My Name is Memory features the same emotional, descriptive writing style, but it was a story about romantic love, not a story about close friendship (although the two come together at times). The premise of the book is that all people have past lives, but there are a rare few (like the main character, Daniel) who remember all of their past lives, and who thus have what is called the “memory.” Daniel has fallen in love with the same woman over the thousands of years he’s lived in different bodies, places, and times. His love, whom he calls “Sophia,” is currently inhabiting the body of Lucy Broward, an ordinary high school student. Because Lucy does not have the “memory,” she’s understandably freaked out when Daniel shows up telling her that he’s loved her for such a long time, and he’s been chasing after her trying to right the ways he had wronged her in their past lives. Eventually, she does (with the help of a psychic and a hypnotist) remember some of her past lives and the women she had been… and she understands what Daniel means to her and what she means to him.

I liked the book, but only enough to give it 3 out of 5 stars. I guess it was too saccharine and lovey-dovey for my taste… one of those books with so much romance, it kind of makes you cringe. I normally like romance novels, but it didn’t seem as though the characters were that strong. I found it difficult to sympathize with Sophia/Lucy, and Daniel’s character was well-drawn, but he seemed eerily perfect, like the muscle-bound hero of many paperback romances.
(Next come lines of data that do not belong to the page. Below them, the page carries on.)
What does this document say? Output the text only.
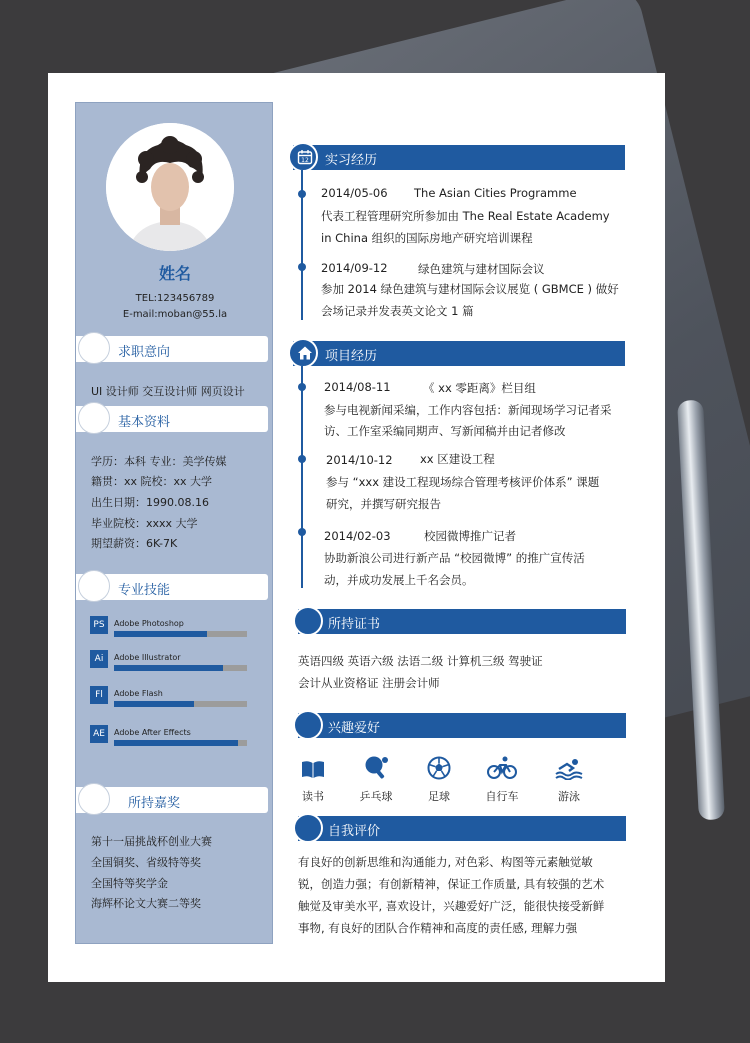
姓名
TEL:123456789
E-mail:moban@55.la
求职意向
UI 设计师 交互设计师 网页设计
基本资料
学历：本科 专业：美学传媒
籍贯：xx 院校：xx 大学
出生日期：1990.08.16
毕业院校：xxxx 大学
期望薪资：6K-7K
专业技能
PS	Adobe Photoshop
Ai	Adobe Illustrator
Fl	Adobe Flash
AE	Adobe After Effects
所持嘉奖
第十一届挑战杯创业大赛
全国铜奖、省级特等奖
全国特等奖学金
海辉杯论文大赛二等奖
12 实习经历
2014/05-06 The Asian Cities Programme
代表工程管理研究所参加由 The Real Estate Academy
in China 组织的国际房地产研究培训课程
2014/09-12	绿色建筑与建材国际会议
参加 2014 绿色建筑与建材国际会议展览 ( GBMCE ) 做好
会场记录并发表英文论文 1 篇
项目经历
2014/08-11	《 xx 零距离》栏目组
参与电视新闻采编，工作内容包括：新闻现场学习记者采
访、工作室采编同期声、写新闻稿并由记者修改
2014/10-12 xx 区建设工程
参与 “xxx 建设工程现场综合管理考核评价体系” 课题
研究，并撰写研究报告
2014/02-03	校园微博推广记者
协助新浪公司进行新产品 “校园微博” 的推广宣传活
动，并成功发展上千名会员。
所持证书
英语四级 英语六级 法语二级 计算机三级 驾驶证
会计从业资格证 注册会计师
兴趣爱好
读书	乒乓球	足球	自行车	游泳
自我评价
有良好的创新思维和沟通能力, 对色彩、构图等元素触觉敏
锐，创造力强；有创新精神，保证工作质量, 具有较强的艺术
触觉及审美水平, 喜欢设计，兴趣爱好广泛，能很快接受新鲜
事物, 有良好的团队合作精神和高度的责任感, 理解力强
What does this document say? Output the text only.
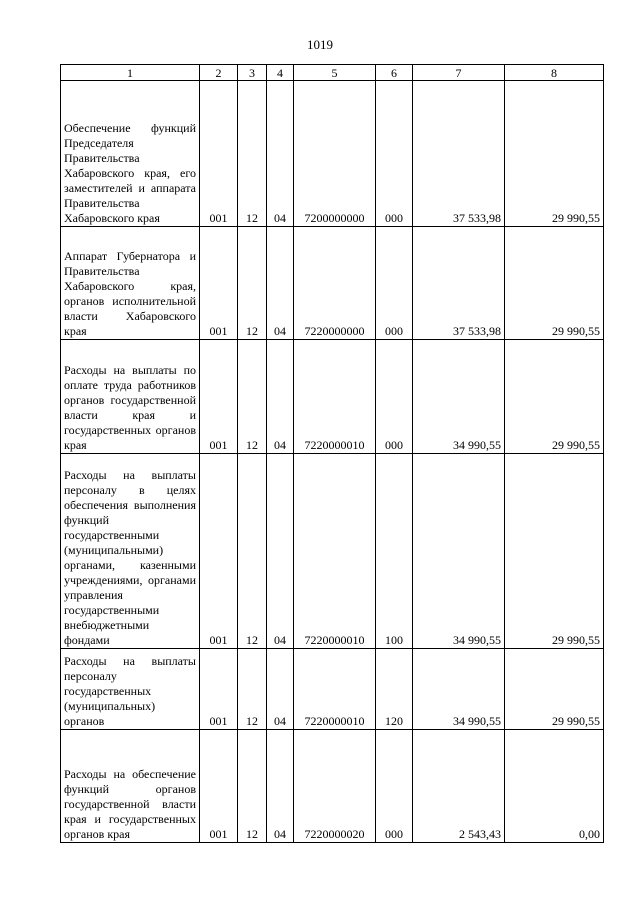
1019
1	2	3	4	5	6	7	8
Обеспечение функций Председателя Правительства Хабаровского края, его заместителей и аппарата Правительства Хабаровского края	001	12	04	7200000000	000	37 533,98	29 990,55
Аппарат Губернатора и Правительства Хабаровского края, органов исполнительной власти Хабаровского края	001	12	04	7220000000	000	37 533,98	29 990,55
Расходы на выплаты по оплате труда работников органов государственной власти края и государственных органов края	001	12	04	7220000010	000	34 990,55	29 990,55
Расходы на выплаты персоналу в целях обеспечения выполнения функций государственными (муниципальными) органами, казенными учреждениями, органами управления государственными внебюджетными фондами	001	12	04	7220000010	100	34 990,55	29 990,55
Расходы на выплаты персоналу государственных (муниципальных) органов	001	12	04	7220000010	120	34 990,55	29 990,55
Расходы на обеспечение функций органов государственной власти края и государственных органов края	001	12	04	7220000020	000	2 543,43	0,00
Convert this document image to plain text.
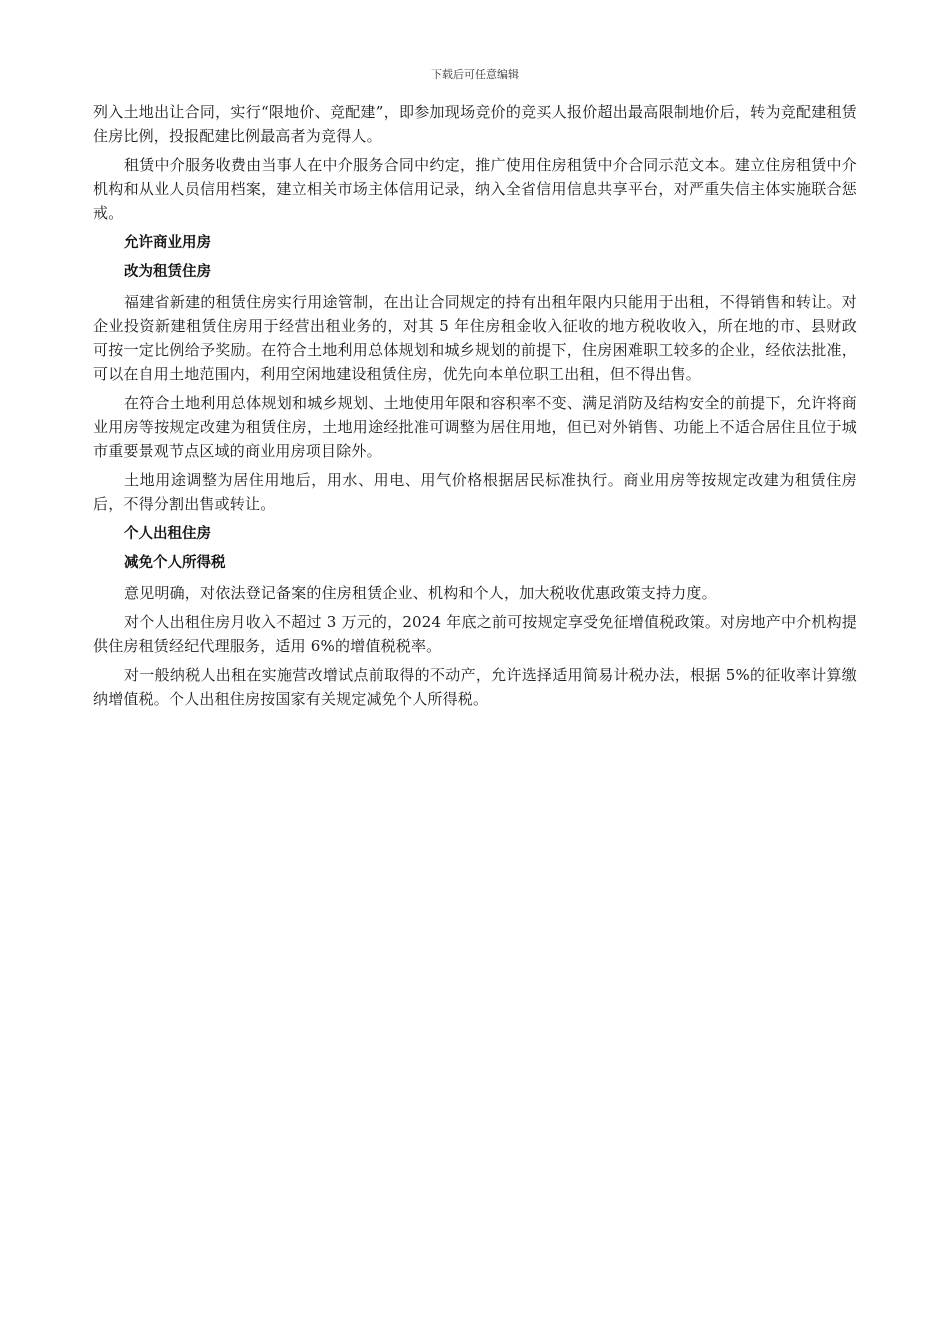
下载后可任意编辑

列入土地出让合同，实行“限地价、竞配建”，即参加现场竞价的竞买人报价超出最高限制地价后，转为竞配建租赁住房比例，投报配建比例最高者为竞得人。

租赁中介服务收费由当事人在中介服务合同中约定，推广使用住房租赁中介合同示范文本。建立住房租赁中介机构和从业人员信用档案，建立相关市场主体信用记录，纳入全省信用信息共享平台，对严重失信主体实施联合惩戒。

允许商业用房
改为租赁住房

福建省新建的租赁住房实行用途管制，在出让合同规定的持有出租年限内只能用于出租，不得销售和转让。对企业投资新建租赁住房用于经营出租业务的，对其 5 年住房租金收入征收的地方税收收入，所在地的市、县财政可按一定比例给予奖励。在符合土地利用总体规划和城乡规划的前提下，住房困难职工较多的企业，经依法批准，可以在自用土地范围内，利用空闲地建设租赁住房，优先向本单位职工出租，但不得出售。

在符合土地利用总体规划和城乡规划、土地使用年限和容积率不变、满足消防及结构安全的前提下，允许将商业用房等按规定改建为租赁住房，土地用途经批准可调整为居住用地，但已对外销售、功能上不适合居住且位于城市重要景观节点区域的商业用房项目除外。

土地用途调整为居住用地后，用水、用电、用气价格根据居民标准执行。商业用房等按规定改建为租赁住房后，不得分割出售或转让。

个人出租住房
减免个人所得税

意见明确，对依法登记备案的住房租赁企业、机构和个人，加大税收优惠政策支持力度。

对个人出租住房月收入不超过 3 万元的，2024 年底之前可按规定享受免征增值税政策。对房地产中介机构提供住房租赁经纪代理服务，适用 6%的增值税税率。

对一般纳税人出租在实施营改增试点前取得的不动产，允许选择适用简易计税办法，根据 5%的征收率计算缴纳增值税。个人出租住房按国家有关规定减免个人所得税。
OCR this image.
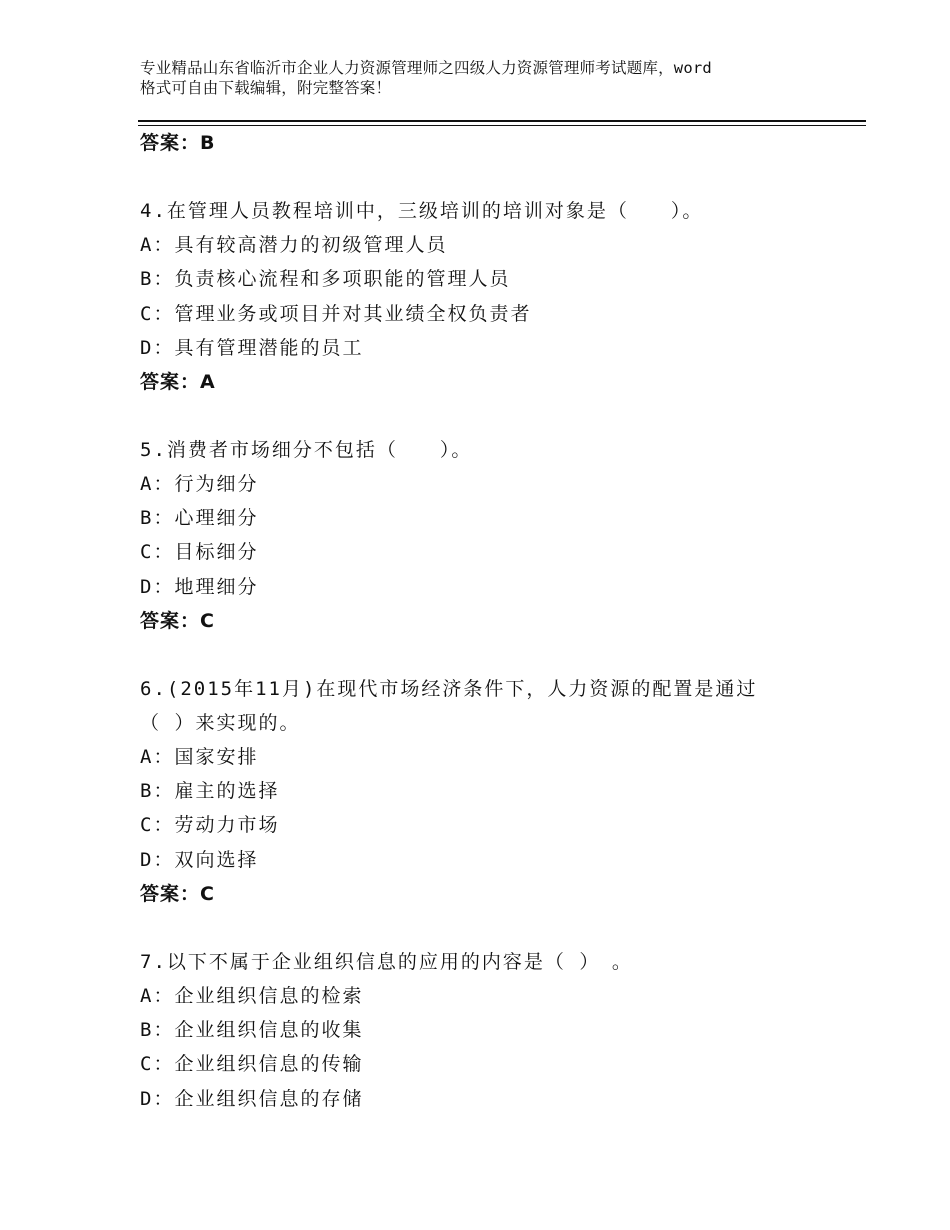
专业精品山东省临沂市企业人力资源管理师之四级人力资源管理师考试题库，word
格式可自由下载编辑，附完整答案！
答案：B
4.在管理人员教程培训中，三级培训的培训对象是（　　）。
A：具有较高潜力的初级管理人员
B：负责核心流程和多项职能的管理人员
C：管理业务或项目并对其业绩全权负责者
D：具有管理潜能的员工
答案：A
5.消费者市场细分不包括（　　）。
A：行为细分
B：心理细分
C：目标细分
D：地理细分
答案：C
6.(2015年11月)在现代市场经济条件下，人力资源的配置是通过
（ ）来实现的。
A：国家安排
B：雇主的选择
C：劳动力市场
D：双向选择
答案：C
7.以下不属于企业组织信息的应用的内容是（ ）　。
A：企业组织信息的检索
B：企业组织信息的收集
C：企业组织信息的传输
D：企业组织信息的存储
There wasn’t much to him except his single-minded devotion to Sophia/Lucy.

The book’s conflict came from an ancient foe, someone who is able to take over bodies of people who have not yet died. This person is Joachim, who had been Daniel’s evil brother in a past life, and who had once been married to Sophia/Lucy. Joachim will stop at nothing to have Daniel’s soul mate, and it would have been a really good conflict, but it could have been a focal point of the story. It felt like it was just tacked on because an editor said at some point during the publication process that the book needed more drama and conflict.

Worst of all, the book ended on somewhat of a cliffhanger. The conflict between Daniel and Joachim was never actually wrapped up, which makes me think that the book ought to have a sequel. Honestly, I can’t say I would read the sequel if one was written, but if there is no sequel, there will be far too many loose ends to bring any kind of reader satisfaction.